Karen Dineen Wagner, MD

Published: March 15, 2010

New Developments

This section of Focus on Childhood and Adolescent Mental Health includes articles on a structured diagnostic interview for children and adolescents, the symptom profile of early onset psychosis, bone mineral density (BMD) in boys treated with risperidone and selective serotonin reuptake inhibitors (SSRIs), and prevention strategies to reduce substance use disorders in youth with bipolar disorder.

Standardized diagnostic interviews can be very helpful in the assessment of children and adolescents in clinical and research settings. The Mini-International Neuropsychiatric Interview for Children and Adolescents (MINI-KID) was developed by Sheehan and colleagues to assess the presence of current DSM-IV and ICD-10 psychiatric disorders in children and adolescents aged 6 to 17 years. The interview is administered to the child/adolescent together with the parent and takes approximately 30 minutes to complete. The investigators assessed the concurrent validity of the MINI-KID by comparing it to the Schedule for Affective Disorders and Schizophrenia for School-Age Children-Present and Lifetime Version. Substantial to excellent concordance was found for syndromal diagnoses of any anxiety disorder, any mood disorder, any substance use disorder, any attention-deficit/hyperactivity disorder or behavioral disorder, and any eating disorder, although results were only fair for any psychotic disorder. Interrater and test-retest reliabilities were substantial to almost perfect (κ = 0.64 to 1.00) for all individual MINI-KID disorders except dysthymia.

Rapado-Castro and colleagues examined the dimensional structure and temporal stability of symptoms in early onset psychosis by conducting a principal component factor analysis of the Positive and Negative Syndrome Scale.
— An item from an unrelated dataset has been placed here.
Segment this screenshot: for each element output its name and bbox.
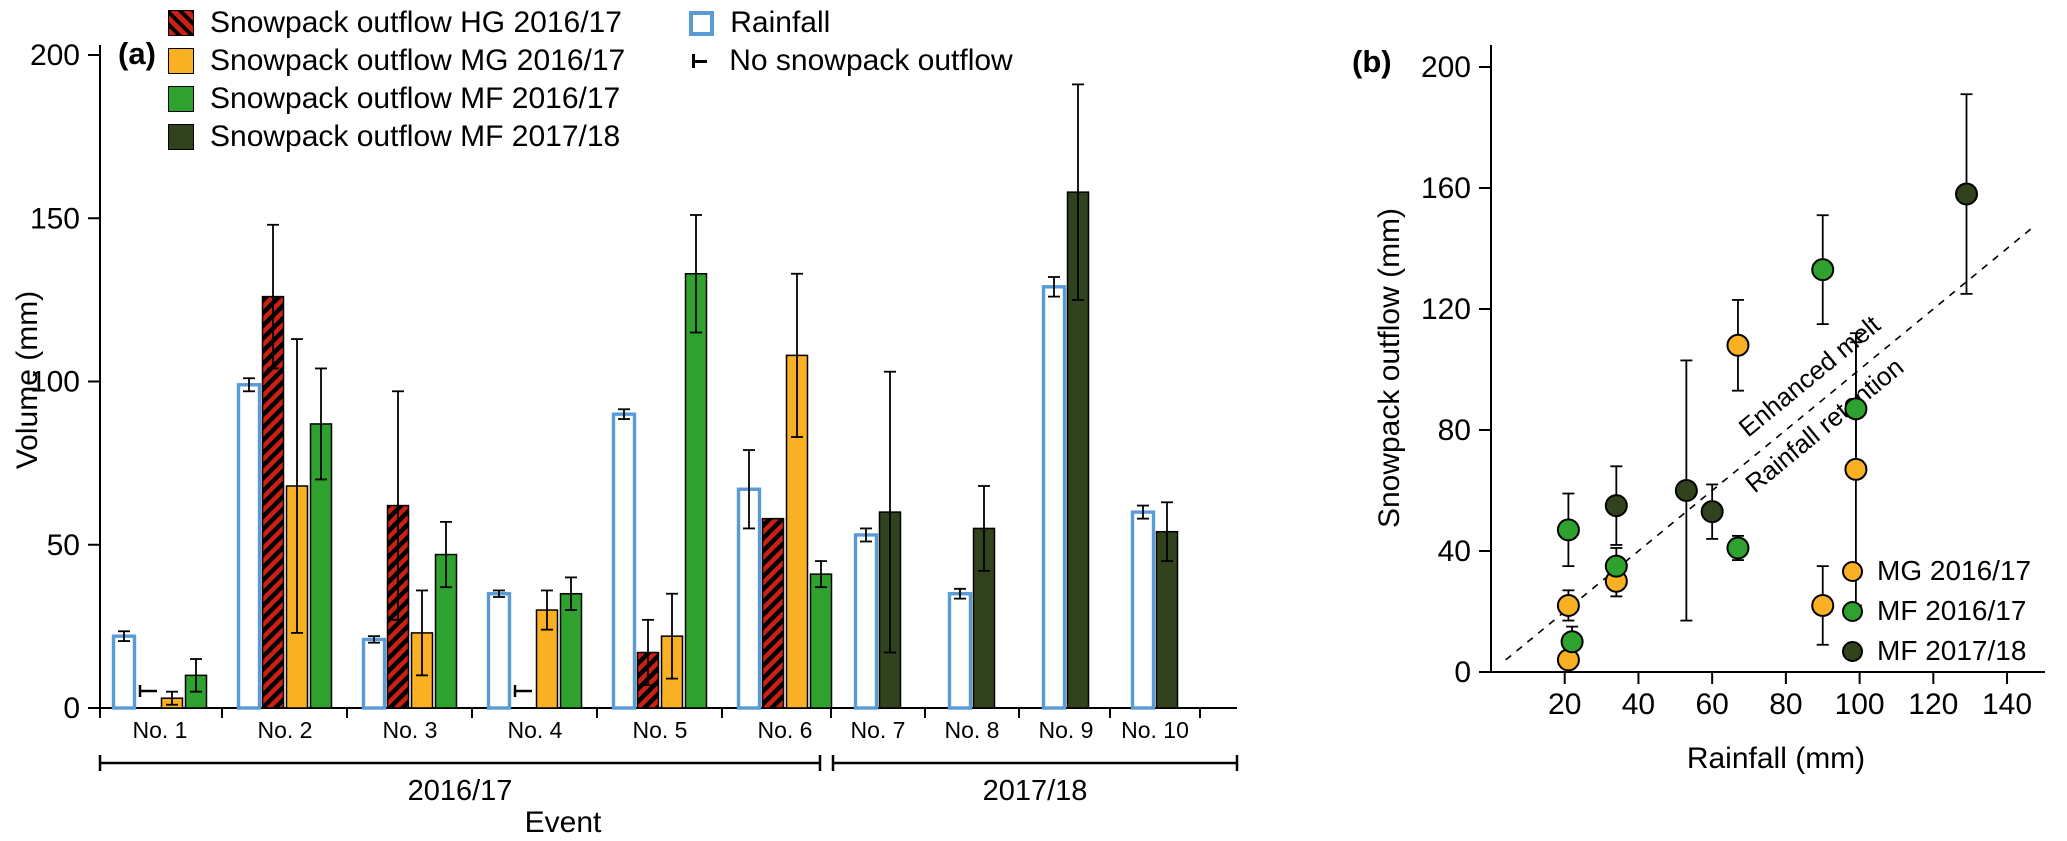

A sample (n = 99) of children and adolescents with first-episode psychosis participated in evaluations at baseline, at 4 weeks, and at 6 months. Five dimensions of symptoms were identified (positive, negative, depression, cognitive, hostility) that were stable over time, although the relative predominance of these symptoms changed over time. The authors found the negative dimension to be the most stable over time and suggest that negative symptoms should be important diagnostic criteria for early onset psychosis in children and adolescents.

Concern has been raised about antipsychotic-induced hyperprolactinemia and its potential effect on BMD. Calarge and colleagues examined the effect of risperidone-induced hyperprolactinemia on trabecular BMD in children and adolescents. The study population was 83 boys who were treated with risperidone for a mean of 2.9 years. Forty-one subjects (49%) developed hyperprolactinemia. It was found that serum prolactin was negatively associated with trabecular volumetric BMD at the ultradistal radius. Since some of these boys were also receiving SSRIs, the investigators examined the impact of SSRIs on BMD. SSRI use was associated with low trabecular BMD at the radius and the lumbar spine. No patients with hyperprolactinemia developed bone fractures. On the basis of these findings, the investigators recommend that the longitudinal course of BMD be evaluated over time to determine its temporal stability and to assess whether a higher fracture rate ensues.
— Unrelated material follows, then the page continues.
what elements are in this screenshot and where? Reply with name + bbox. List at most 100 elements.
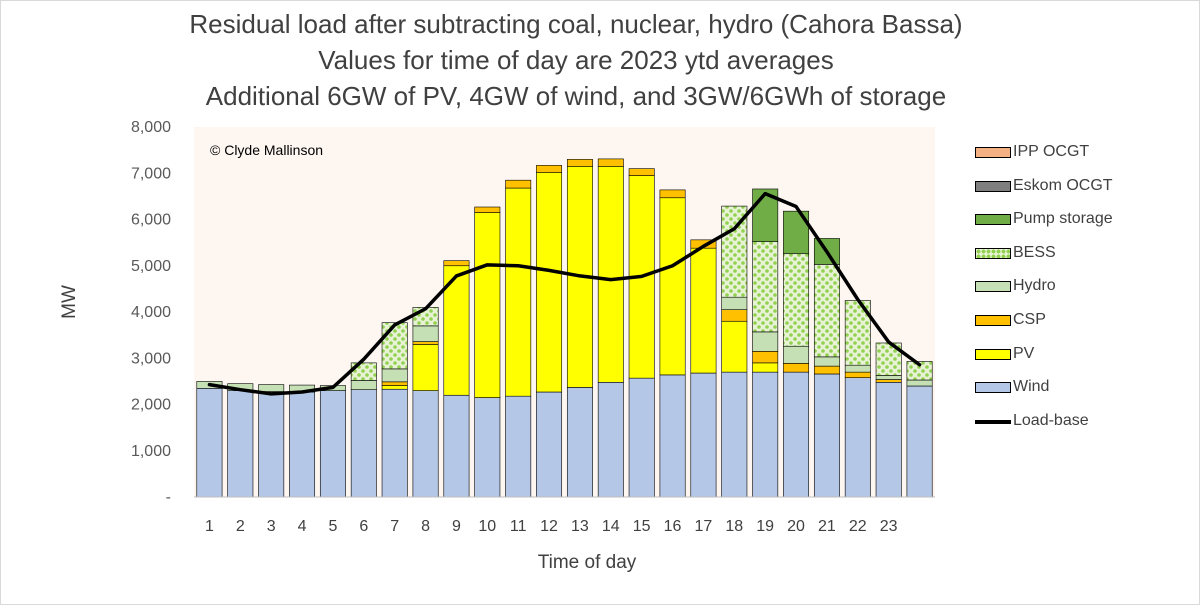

Substance use disorders are a common comorbidity with bipolar disorder. In a review of the literature, Goldstein and Bukstein found that the risk of substance use disorders is greater in youth-onset bipolar disorder compared with adult-onset bipolar disorder. Substance use disorders in youth with bipolar disorder are associated with a wide range of problems including poor academic performance, pregnancy, suicidality, and legal difficulties. Since bipolar disorder precedes the onset of substance use disorders in most youth, the authors note that there is opportunity for prevention. They recommend early identification, which includes screening for substance use among youth with bipolar disorder as early as age 10 years. Family focused interventions and motivational interviewing interventions are among some of the prevention strategies discussed by these authors.